One of the study sites: Mount Kinabalu, Sabah, Borneo. Photo courtesy of NepGrower at the English language Wikipedia under Creative Commons Attribution-Share Alike 3.0 Unported license.
One of the study sites: Mount Kinabalu, Sabah, Borneo. Photo courtesy of NepGrower at the English language Wikipedia under Creative Commons Attribution-Share Alike 3.0 Unported license.




This reversal of greening has been observed in large areas of the northern hemisphere.


“In boreal Alaska for example, there is a strong negative relationship between tree ring growth and summer temperatures,” said David Verbyla, who works on Geographic Information Systems (GIS) analysis at the University of Alaska. “The browning trend is consistent with a warming climate and has been documented by several different research teams using several different satellite sensors, as well as by tree ring analysis from different locations by several different research teams independent of each other.”



Higher elevation, less browning



Across all regions, browning seemed to decrease as elevation increased. The authors hypothesize that as temperatures increased globally due to global warming, the moisture laden high-elevation areas could photosynthesis more. This removed restrictions placed on photosynthesis by low temperatures, and the degree of browning lessened.



“Even though we did not see a clear increase in greening with elevation, we are seeing a decrease in browning, which fits in with our hypothesis,” said Krishnaswamy.



From the study, it also became clear that it was not solely temperature and rainfall that were affecting patterns in NDVI.
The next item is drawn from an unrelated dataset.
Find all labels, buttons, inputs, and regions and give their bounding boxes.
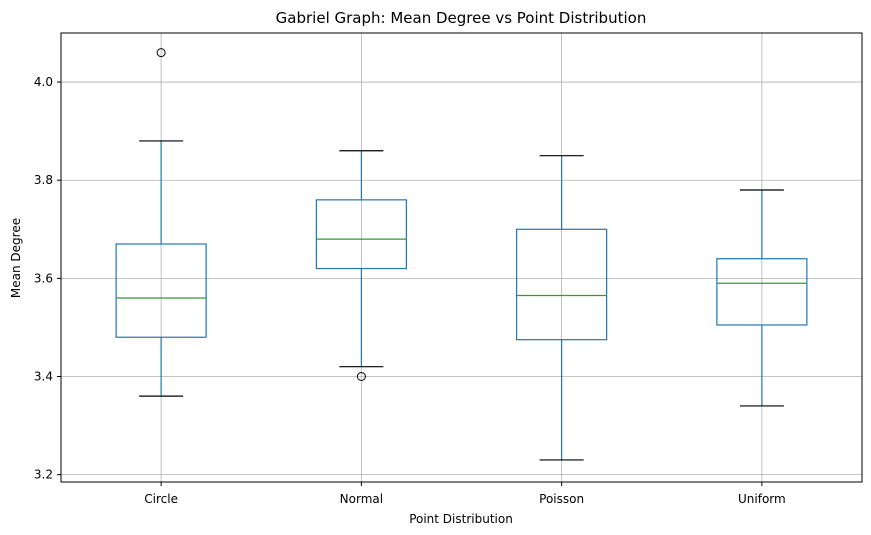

“(There) is a clear indication that there are other climatic or nonclimatic drivers of vegetation change in tropical mountains,” write the authors. “The role of processes such as reactive nitrogen deposition, CO2 fertilization, and forest regrowth are known from several studies, even from lowland tropics, but their importance in tropical mountains has not been evaluated.”



In all, temperature increased at a global level in the 1990s, but there was no increase in precipitation. This caused “moisture stress,” resulting in a drop in photosynthetic rates and consequential browning across 47 protected areas in the high elevation mountainous regions of five continents. Apart from tropical mountain regions, similar trends were also observed across most of the world’s temperate areas.


“Although the availability of satellite-based measurements has increased rapidly in recent years, field-based ecological studies have not kept pace with these measurements,” says senior author Robert John, from the Indian Institute of Science Education and Research at Kolkatta, India. “Through our collective efforts in expanding scientific research, we hope that our understanding of the earth’s ecosystems will keep ahead of the pace of the global decline in natural ecosystems.”




This research was funded by the Department of Biotechnology, Government of India.